With demand at near-paralysis, oil and fuel tanks from Singapore to the Caribbean are close to brimming – stark evidence of the global glut.
Global oil storage is “rapidly filling – exceeding 70% and approaching operating max,” said Steve Puckett, executive chairman of TRI-ZEN International, an energy consultancy.
Citi’s oil analysis team and JBC Energy’s Johannes Benigni even warned of the risk of oil prices turning negative if benchmarks drop below zero, effectively meaning producers pay buyers to take the oil off their hands because they’ve run out of storage space.
“Theoretically, the unprecedented stock-build might mean negative oil prices in places, should the world or some regions run out of storage and if higher-cost production is stickier than thought,” Citi analysts said.
Despite the bearish consensus, nine survey respondents held a more constructive view.
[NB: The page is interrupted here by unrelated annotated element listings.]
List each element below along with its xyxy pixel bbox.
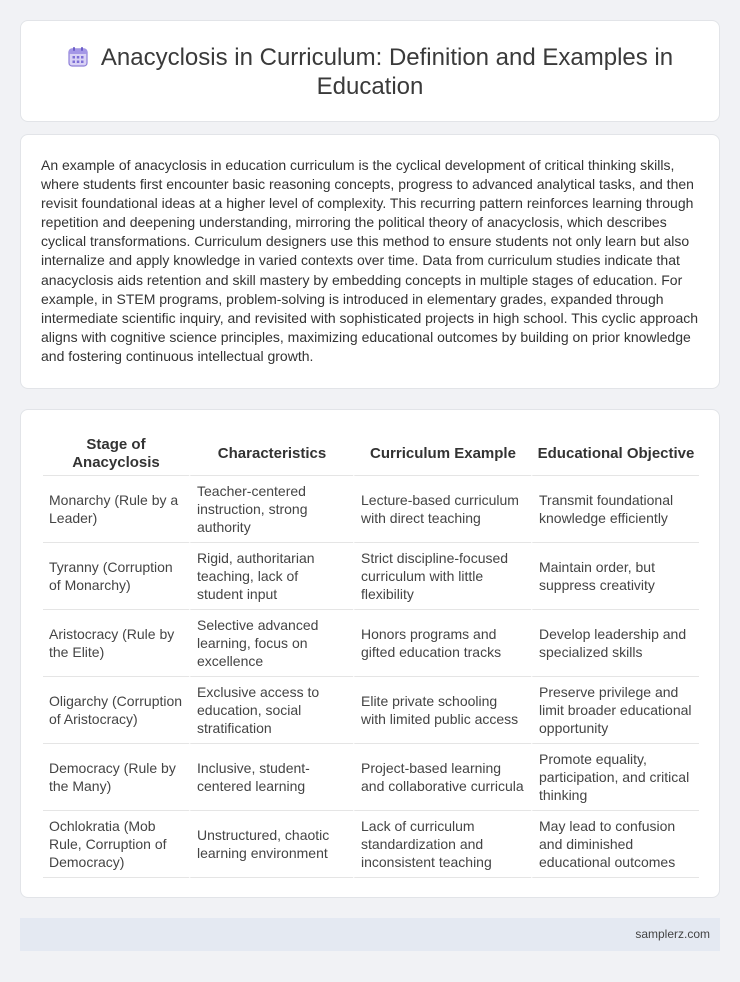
page-title: Anacyclosis in Curriculum: Definition and Examples in Education [100,44,674,100]
table-cell: Unstructured, chaotic learning environment [189,811,353,878]
table-row [43,610,699,677]
table-cell: Lecture-based curriculum with direct teaching [353,476,531,543]
table-row [43,811,699,878]
table-cell: Develop leadership and specialized skills [531,610,699,677]
table-cell: Aristocracy (Rule by the Elite) [43,610,189,677]
intro-card [20,134,720,389]
page-title-row [21,43,719,101]
intro-paragraph: An example of anacyclosis in education curriculum is the cyclical development of critical thinking skills, where students first encounter basic reasoning concepts, progress to advanced analytical tasks, and then revisit foundational ideas at a higher level of complexity. This recurring pattern reinforces learning through repetition and deepening understanding, mirroring the political theory of anacyclosis, which describes cyclical transformations. Curriculum designers use this method to ensure students not only learn but also internalize and apply knowledge in varied contexts over time. Data from curriculum studies indicate that anacyclosis aids retention and skill mastery by embedding concepts in multiple stages of education. For example, in STEM programs, problem-solving is introduced in elementary grades, expanded through intermediate scientific inquiry, and revisited with sophisticated projects in high school. This cyclic approach aligns with cognitive science principles, maximizing educational outcomes by building on prior knowledge and fostering continuous intellectual growth. [41,157,699,364]
table-row [43,543,699,610]
calendar-icon [67,46,89,68]
table-cell: Rigid, authoritarian teaching, lack of student input [189,543,353,610]
table-cell: Promote equality, participation, and critical thinking [531,744,699,811]
footer-bar [20,918,720,951]
table-cell: Oligarchy (Corruption of Aristocracy) [43,677,189,744]
table-cell: Project-based learning and collaborative curricula [353,744,531,811]
table-cell: Teacher-centered instruction, strong authority [189,476,353,543]
table-cell: Democracy (Rule by the Many) [43,744,189,811]
anacyclosis-table [43,432,699,878]
table-cell: Lack of curriculum standardization and inconsistent teaching [353,811,531,878]
column-header: Educational Objective [531,432,699,476]
table-row [43,677,699,744]
table-cell: May lead to confusion and diminished educational outcomes [531,811,699,878]
table-cell: Ochlokratia (Mob Rule, Corruption of Democracy) [43,811,189,878]
table-cell: Monarchy (Rule by a Leader) [43,476,189,543]
table-card [20,409,720,898]
table-cell: Tyranny (Corruption of Monarchy) [43,543,189,610]
column-header: Characteristics [189,432,353,476]
table-cell: Elite private schooling with limited public access [353,677,531,744]
column-header: Curriculum Example [353,432,531,476]
header-card [20,20,720,122]
table-cell: Selective advanced learning, focus on excellence [189,610,353,677]
column-header: Stage of Anacyclosis [43,432,189,476]
table-row [43,476,699,543]
table-cell: Inclusive, student-centered learning [189,744,353,811]
table-cell: Honors programs and gifted education tracks [353,610,531,677]
table-cell: Transmit foundational knowledge efficiently [531,476,699,543]
table-header-row [43,432,699,476]
table-cell: Exclusive access to education, social stratification [189,677,353,744]
table-cell: Preserve privilege and limit broader educational opportunity [531,677,699,744]
footer-site-link[interactable]: samplerz.com [635,927,710,941]
table-cell: Maintain order, but suppress creativity [531,543,699,610]
table-cell: Strict discipline-focused curriculum with little flexibility [353,543,531,610]
table-row [43,744,699,811]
Within that group, six forecasters expected Brent crude prices to stabilize around the mid-to-late twenties in the second quarter while one called for $30 a barrel.
Tony Nash, founder and chief economist at analytics firm Complete Intelligence, and independent energy economist Anas Alhajji topped the range at $42- and $44 a barrel, respectively.
U.S. shale producers, who need $50 to $55 a barrel crude oil to just break-even, are struggling to maintain operations in a depressed price environment. That’s led to cutbacks in production and capital spending, job losses and bankruptcies across the U.S. shale industry and globally.
The oil market is underestimating such a shake out and its future impact on rebalancing the global oversupply, Alhajji said.
“Shut-ins are already taking place. Companies made major spending cuts and many will cut again.”
Markets are also downplaying the extent of the post-virus rebound on oil demand, Alhajji and Nash claimed, though determining the endpoint to the pandemic is near-impossible.
“We expect initial excitement over demand in May as the West comes back online, then it falls slightly as expectations are moderated going into June,” Complete Intelligence’s Nash said.